Posso capire una iniziale insofferenza insorta il primo giorno in cui ti sei accorto che eistono persone del genere. Ma una volta che hai preso coscienza del fatto che una enorme quantità di esseri umani è così, potrebbe essere l'ora di considerare un passo successivo diverso dal soffrire o lamentarsi, e che potrebbe consistere in una QUALSIASI altra cosa. Qualche esempio che mi viene su due piedi:

- scherzarci su
- scrivere un articolo su un blog su questo argomento, e farlo una volta per tutte senza bisogno di ripensare e riscrivere la stessa cosa ogni tanto
- dipingere un quadro denso di significato, o disegnare una vignetta ironica, o scrivere una canzone o una poesia sullo stesso tema
- rivolgere alla tua divinità preferita una preghiera di ringraziamento per non essere stupido o superficiale
- pregare la tua divinità preferita di aiutare queste persone a uscire dalle tenebre orribili della stupidità
- creare una setta religiosa basata su concetti opposti rispetto a quelli in cui credono queste persone
- mettere su un business sfruttando la loro stupidità
- semplicemente non considerare cotanta gentaglia e rivolgere la tua attenzione a ciò che veramente ritieni importante.

Continuare a patire della stupidità altrui è come rimanere a vita impressionati da un piercing sulla lingua che si stava facendo uno sconosciuto che per caso hai adocchiato mentre passavi davanti a un negozio di tatuaggi e spillatrici cutanee. Ti può fare impressione lì per lì e magari vomiti sul marciapiede come un 16enne pieno di vino dopo una cena di classe, solo che hai più del doppio dei suoi anni e sono le 12.15 del mattino. Ma nei giorni seguenti, visto che mister lingua impallinata si crede elegante ed è sereno, nonché beatamente ignaro di avere un metallo in bocca che ivi crea dannoso galvanismo, perché dovresti starci male proprio tu?
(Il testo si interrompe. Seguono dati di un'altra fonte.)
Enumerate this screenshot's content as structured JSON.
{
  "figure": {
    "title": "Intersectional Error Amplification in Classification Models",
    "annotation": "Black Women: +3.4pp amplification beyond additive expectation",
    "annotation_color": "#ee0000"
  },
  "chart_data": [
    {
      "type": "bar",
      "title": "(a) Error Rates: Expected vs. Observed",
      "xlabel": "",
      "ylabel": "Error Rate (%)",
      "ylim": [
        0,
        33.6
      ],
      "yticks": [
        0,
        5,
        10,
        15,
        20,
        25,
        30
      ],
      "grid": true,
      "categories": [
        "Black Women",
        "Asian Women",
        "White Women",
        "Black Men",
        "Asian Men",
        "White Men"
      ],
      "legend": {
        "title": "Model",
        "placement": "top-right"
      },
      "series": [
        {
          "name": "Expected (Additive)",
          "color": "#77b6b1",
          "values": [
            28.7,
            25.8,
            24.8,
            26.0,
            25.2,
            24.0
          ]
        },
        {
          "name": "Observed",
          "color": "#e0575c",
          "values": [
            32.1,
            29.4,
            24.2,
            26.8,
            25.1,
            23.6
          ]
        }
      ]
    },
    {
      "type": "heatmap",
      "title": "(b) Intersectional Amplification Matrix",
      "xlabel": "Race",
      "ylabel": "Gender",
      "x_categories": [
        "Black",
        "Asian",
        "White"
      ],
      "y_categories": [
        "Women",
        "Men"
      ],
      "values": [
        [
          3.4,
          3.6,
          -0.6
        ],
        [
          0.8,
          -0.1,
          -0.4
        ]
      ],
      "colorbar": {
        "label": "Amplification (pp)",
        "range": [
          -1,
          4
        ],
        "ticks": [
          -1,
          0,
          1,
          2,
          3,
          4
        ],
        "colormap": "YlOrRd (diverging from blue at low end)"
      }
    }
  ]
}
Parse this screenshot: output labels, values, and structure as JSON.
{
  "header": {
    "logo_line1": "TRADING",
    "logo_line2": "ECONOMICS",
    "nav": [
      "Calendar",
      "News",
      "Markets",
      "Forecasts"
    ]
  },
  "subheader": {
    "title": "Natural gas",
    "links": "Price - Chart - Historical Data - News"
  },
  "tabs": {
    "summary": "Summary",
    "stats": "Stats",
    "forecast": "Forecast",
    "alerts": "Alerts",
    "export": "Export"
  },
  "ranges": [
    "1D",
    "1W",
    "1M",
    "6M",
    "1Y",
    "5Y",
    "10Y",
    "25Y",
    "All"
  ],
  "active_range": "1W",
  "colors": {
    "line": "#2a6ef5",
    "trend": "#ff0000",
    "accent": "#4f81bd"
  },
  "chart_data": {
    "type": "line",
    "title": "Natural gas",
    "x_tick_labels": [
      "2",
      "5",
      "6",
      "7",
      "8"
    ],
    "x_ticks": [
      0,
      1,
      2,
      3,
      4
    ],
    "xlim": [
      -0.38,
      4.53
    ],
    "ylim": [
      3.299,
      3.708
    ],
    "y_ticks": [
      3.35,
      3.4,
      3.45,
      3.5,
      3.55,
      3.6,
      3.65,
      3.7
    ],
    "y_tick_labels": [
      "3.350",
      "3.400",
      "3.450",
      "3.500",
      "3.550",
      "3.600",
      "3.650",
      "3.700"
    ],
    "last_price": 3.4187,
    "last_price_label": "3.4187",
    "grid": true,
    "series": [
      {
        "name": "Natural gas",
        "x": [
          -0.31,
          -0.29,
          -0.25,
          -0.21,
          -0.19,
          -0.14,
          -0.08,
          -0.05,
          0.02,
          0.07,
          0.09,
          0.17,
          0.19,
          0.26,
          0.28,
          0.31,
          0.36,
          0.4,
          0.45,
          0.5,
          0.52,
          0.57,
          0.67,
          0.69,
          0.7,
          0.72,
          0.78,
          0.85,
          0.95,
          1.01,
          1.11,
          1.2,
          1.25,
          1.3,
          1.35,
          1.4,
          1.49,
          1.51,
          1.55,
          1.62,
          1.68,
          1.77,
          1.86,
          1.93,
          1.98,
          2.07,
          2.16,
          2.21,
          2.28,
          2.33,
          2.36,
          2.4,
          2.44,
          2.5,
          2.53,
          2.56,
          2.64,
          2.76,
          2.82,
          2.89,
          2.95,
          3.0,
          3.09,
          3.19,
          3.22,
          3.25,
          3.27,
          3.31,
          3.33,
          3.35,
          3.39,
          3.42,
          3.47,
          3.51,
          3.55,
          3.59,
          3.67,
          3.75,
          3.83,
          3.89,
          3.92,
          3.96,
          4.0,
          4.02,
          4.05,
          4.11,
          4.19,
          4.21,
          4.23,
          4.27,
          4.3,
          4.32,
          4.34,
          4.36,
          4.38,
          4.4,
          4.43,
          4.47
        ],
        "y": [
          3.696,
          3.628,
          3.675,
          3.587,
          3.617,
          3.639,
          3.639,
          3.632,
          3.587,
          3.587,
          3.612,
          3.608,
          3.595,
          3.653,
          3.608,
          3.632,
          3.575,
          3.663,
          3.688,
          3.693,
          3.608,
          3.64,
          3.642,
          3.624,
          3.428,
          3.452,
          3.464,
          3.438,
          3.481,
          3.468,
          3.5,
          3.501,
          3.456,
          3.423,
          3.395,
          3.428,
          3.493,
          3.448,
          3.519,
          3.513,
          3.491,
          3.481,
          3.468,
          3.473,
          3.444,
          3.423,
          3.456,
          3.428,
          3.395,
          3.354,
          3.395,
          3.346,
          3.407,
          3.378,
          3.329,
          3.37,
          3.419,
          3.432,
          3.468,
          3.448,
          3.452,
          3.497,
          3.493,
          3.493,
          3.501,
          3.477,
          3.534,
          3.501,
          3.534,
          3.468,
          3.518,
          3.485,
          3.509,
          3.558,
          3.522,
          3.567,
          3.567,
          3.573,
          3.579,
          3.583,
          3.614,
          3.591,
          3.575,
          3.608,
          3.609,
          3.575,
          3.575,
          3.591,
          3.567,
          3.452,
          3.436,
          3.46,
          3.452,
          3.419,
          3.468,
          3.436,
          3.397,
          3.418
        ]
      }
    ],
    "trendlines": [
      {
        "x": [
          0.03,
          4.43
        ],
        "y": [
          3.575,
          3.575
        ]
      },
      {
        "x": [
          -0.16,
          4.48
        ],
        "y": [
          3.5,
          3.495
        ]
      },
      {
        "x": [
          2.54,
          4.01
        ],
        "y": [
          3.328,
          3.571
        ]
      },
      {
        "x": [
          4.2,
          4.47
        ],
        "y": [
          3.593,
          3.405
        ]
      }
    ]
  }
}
Insomma, se scrivi post del genere... veramente sei "libero nel cuore" ?

Aggiornamento: il FB-friend ha letto questo articolo e mi ha spiegato che... ok, ma se si tratta di persone che intralciano il tuo lavoro è impossibile che non ti influenzino... Vero. Cioè, verino. Se il tuo impiego lavorativo implica anche un certo rapporto con personucole e non puoi farci nulla... allora semplicemente devi metterlo in conto, e cioè considerare che fra le mansioni assegnateti a fronte della retribuzione che ricevi c'è sopportare la loro imbecillità, proprio come lo spurgatore dei pozzi neri viene pagato anche per sopportare ogni giorno il fetore di sterco. Se consideri la sopportazione di quell'imbecillità come una mansione che fa parte del contratto anziché un male contingente che saresti tentato di risolvere, a parità di imbecilli intorno sei molto più sereno.